War in Ukraine: “People know everything at home has been destroyed and they can’t get their old lives back”

Supporting people fleeing conflict in eastern and south-eastern Ukraine

24 May 22

May 24th, 2022- With hundreds of thousands of people having fled heavy fighting in eastern and south-eastern Ukraine, Médecins Sans Frontières (MSF) teams are expanding medical and psychological support to vulnerable people living in shelters in and around Dnipro and Zaporizhzhia.

According to the local administrations, more than 220,000 people displaced by the conflict have sought safety in Dnipropetrovsk region, while more than 120,000 have arrived in Zaporizhzhia city. 

Local communities offering safe places to stay

“Local communities have transformed every possible place – homes, schools, churches, sports complexes, offices, administrative buildings and hotels – into shelters to offer a safe place to stay,” says Célia Burnand, MSF Project Coordinator in Dnipro and Zaporizhzhia.  

Burnand says people staying in the shelters are particularly vulnerable.  

View of a mobile clinic run by MSF in front of a shelter for displaced people in Dnipropetrovska oblast. (May, 2022).

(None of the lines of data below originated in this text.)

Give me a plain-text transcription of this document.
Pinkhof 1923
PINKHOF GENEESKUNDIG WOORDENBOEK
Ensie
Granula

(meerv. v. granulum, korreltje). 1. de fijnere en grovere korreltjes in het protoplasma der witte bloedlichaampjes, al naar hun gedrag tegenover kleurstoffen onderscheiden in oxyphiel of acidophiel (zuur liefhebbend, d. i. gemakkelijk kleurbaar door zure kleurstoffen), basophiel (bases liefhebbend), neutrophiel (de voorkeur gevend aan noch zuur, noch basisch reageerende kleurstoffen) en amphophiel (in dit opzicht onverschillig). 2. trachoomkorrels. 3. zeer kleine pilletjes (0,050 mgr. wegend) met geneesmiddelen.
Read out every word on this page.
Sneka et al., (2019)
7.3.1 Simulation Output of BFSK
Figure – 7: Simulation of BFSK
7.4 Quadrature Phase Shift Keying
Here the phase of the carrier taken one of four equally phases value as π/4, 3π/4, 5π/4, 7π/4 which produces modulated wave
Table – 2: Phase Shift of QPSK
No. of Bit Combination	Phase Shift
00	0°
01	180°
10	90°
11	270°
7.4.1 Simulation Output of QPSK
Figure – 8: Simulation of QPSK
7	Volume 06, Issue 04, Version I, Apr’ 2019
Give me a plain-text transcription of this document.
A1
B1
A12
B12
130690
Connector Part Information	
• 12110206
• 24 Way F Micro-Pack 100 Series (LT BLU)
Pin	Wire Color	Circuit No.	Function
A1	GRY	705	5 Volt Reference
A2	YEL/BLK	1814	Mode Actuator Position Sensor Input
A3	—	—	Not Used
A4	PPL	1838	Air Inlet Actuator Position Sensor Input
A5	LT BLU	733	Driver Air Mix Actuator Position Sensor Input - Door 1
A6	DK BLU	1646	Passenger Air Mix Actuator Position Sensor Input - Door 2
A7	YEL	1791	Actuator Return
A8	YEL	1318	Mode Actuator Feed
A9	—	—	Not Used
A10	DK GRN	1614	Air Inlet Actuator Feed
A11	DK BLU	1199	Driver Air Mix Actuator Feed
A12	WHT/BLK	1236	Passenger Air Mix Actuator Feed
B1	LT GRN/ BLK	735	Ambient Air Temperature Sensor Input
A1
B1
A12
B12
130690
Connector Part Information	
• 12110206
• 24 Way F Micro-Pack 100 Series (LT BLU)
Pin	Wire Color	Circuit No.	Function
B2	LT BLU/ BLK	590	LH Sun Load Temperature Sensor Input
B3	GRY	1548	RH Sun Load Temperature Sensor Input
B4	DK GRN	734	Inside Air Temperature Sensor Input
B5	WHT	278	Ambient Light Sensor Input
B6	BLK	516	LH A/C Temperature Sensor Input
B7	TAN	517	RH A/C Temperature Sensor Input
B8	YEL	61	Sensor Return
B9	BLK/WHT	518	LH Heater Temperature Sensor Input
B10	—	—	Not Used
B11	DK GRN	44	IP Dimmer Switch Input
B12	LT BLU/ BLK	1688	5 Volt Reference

“We see many elderly, people with disabilities, and people who can’t afford to make the journey further west in Ukraine or abroad. Our job is to complement the impressive work of the local authorities, volunteers, healthcare staff and social workers and make sure people who’ve been through incredibly traumatic experiences get the medical and psychological care they need.” 

Mobile clinics

MSF teams are increasing the number of shelters they support, running mobile clinics in more than 70 locations in and around Dnipro and Zaporizhzhia. Each mobile clinic team is made up of a medical doctor, nurse, psychologist and health educator. 

Medical consultation in a mobile clinic run by MSF in Zaporizhzhia. (May, 2022).

Medical doctors provide consultations and medicines, connect patients with specialists if needed and refer severely unwell people to local hospitals. They currently carry out an average of 60 consultations each day. 

Dr Sasha Sholokov has worked with MSF since 2017. He fled his home in Mariupol in February. (2022).

“We see many patients with chronic illnesses like high blood pressure, diabetes, heart disease, asthma and epilepsy,” says Dr Sasha Sholokov, MSF’s Medical Activity Manager. “The conflict has made it hard for them to get the regular care and medications they need and we need to make sure their condition doesn’t become worse.” 

Psychological support and mental health sessions

Psychologists provide initial psychological support – also known as psychological first aid – to people who have arrived recently, as well as individual and group mental health sessions for adults and children. Since 25 April, the teams have provided more than 200 mental health consultations. They also run trainings for Ukrainian first responders in administering psychological first aid.  

Medical consultation in MSF's mobile clinic in Zaporizhzhia. (May, 2022).

“Psychologically, the situation has become more complicated for many people we see”, says Lina Villa, MSF’s Mental Health Activity Manager. “At the beginning they were planning to go back home to Donetsk and Luhansk, but they now realise this is becoming less and less likely. They know everything at home has been destroyed and they can’t get their old lives back. 

Completely unpredictable

“They face a lot of uncertainty and I see that some start to lose the hope they had a couple of months ago. We try to help them regain a feeling of control in a situation that’s completely unpredictable.” 

Dr. Sasha Sholokov fled his home in Mariupol in February. After making sure his family was safe, he returned with MSF to eastern Ukraine. He continues to help people like him who have found safety in Dnipro and Zaporizhzhia. (May, 2022).

MSF has projects supporting people displaced by the conflict throughout Ukraine, including in Berehove, Chernihiv, Dnipro, Ivano-Frankivsk, Kropyvnytskvy, Mukachevo, Uzhhorod, Vinnytsia and Zaporizhzhia.